Part of Advances in Neural Information Processing Systems 34 pre-proceedings (NeurIPS 2021)

Paper Supplemental

Bibtek download is not available in the pre-proceeding


Authors

Constantinos Daskalakis, Patroklos Stefanou, Rui Yao, Emmanouil Zampetakis

Abstract

Truncated linear regression is a classical challenge in Statistics, wherein a label, $y = w^T x + \varepsilon$, and its corresponding feature vector, $x \in \mathbb{R}^k$, are only observed if the label falls in some subset $S \subseteq \mathbb{R}$; otherwise the existence of the pair $(x, y)$ is hidden from observation.
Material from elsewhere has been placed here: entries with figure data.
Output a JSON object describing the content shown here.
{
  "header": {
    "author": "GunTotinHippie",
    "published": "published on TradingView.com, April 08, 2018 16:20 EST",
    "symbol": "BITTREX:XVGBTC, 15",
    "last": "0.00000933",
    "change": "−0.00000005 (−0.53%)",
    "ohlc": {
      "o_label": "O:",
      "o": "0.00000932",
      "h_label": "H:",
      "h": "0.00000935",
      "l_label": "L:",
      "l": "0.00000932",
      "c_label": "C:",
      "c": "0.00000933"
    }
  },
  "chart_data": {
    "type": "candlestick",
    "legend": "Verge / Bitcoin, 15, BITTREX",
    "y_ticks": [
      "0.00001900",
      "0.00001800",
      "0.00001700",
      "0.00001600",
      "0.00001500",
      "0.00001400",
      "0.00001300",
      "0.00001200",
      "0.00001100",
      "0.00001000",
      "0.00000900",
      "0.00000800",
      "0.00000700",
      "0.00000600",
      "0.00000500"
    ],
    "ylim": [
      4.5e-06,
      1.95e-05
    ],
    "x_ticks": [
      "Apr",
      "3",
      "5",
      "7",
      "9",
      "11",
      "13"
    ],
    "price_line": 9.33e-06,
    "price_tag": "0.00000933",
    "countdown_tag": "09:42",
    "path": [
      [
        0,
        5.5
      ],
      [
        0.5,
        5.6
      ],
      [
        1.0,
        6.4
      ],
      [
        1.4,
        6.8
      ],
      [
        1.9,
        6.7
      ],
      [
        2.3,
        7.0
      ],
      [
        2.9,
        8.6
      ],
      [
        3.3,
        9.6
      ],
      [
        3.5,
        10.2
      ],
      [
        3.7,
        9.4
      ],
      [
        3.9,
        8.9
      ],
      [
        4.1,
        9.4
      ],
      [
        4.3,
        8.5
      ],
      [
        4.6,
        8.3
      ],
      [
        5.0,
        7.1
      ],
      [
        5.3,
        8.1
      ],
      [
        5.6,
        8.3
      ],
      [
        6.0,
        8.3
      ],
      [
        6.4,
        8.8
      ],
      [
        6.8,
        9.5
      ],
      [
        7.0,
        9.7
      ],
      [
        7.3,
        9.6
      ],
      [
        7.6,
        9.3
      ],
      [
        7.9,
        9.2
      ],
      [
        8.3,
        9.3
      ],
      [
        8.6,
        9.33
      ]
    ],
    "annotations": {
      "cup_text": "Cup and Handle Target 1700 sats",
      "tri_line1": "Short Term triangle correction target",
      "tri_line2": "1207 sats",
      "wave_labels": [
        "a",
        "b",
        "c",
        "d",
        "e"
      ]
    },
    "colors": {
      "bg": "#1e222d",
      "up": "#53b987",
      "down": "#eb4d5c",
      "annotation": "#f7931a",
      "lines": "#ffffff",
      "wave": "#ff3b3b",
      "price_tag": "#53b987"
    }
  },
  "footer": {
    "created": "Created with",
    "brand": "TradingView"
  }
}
Linear regression with truncated observations has remained a challenge, in its general form, since the early works of [Tobin'58, Amemiya '73]. When the distribution of the error is normal with known variance, recent work of [Daskalakis et al. '19] provides computationally and statistically efficient estimators of the linear model, $w$. In this paper, we provide the first computationally and statistically efficient estimators for truncated linear regression when the noise variance is unknown, estimating both the linear model and the variance of the noise. Our estimator is based on an efficient implementation of Projected Stochastic Gradient Descent on the negative log-likelihood of the truncated sample. Importantly, we show that the error of our estimates is asymptotically normal, and we use this to provide explicit confidence regions for our estimates.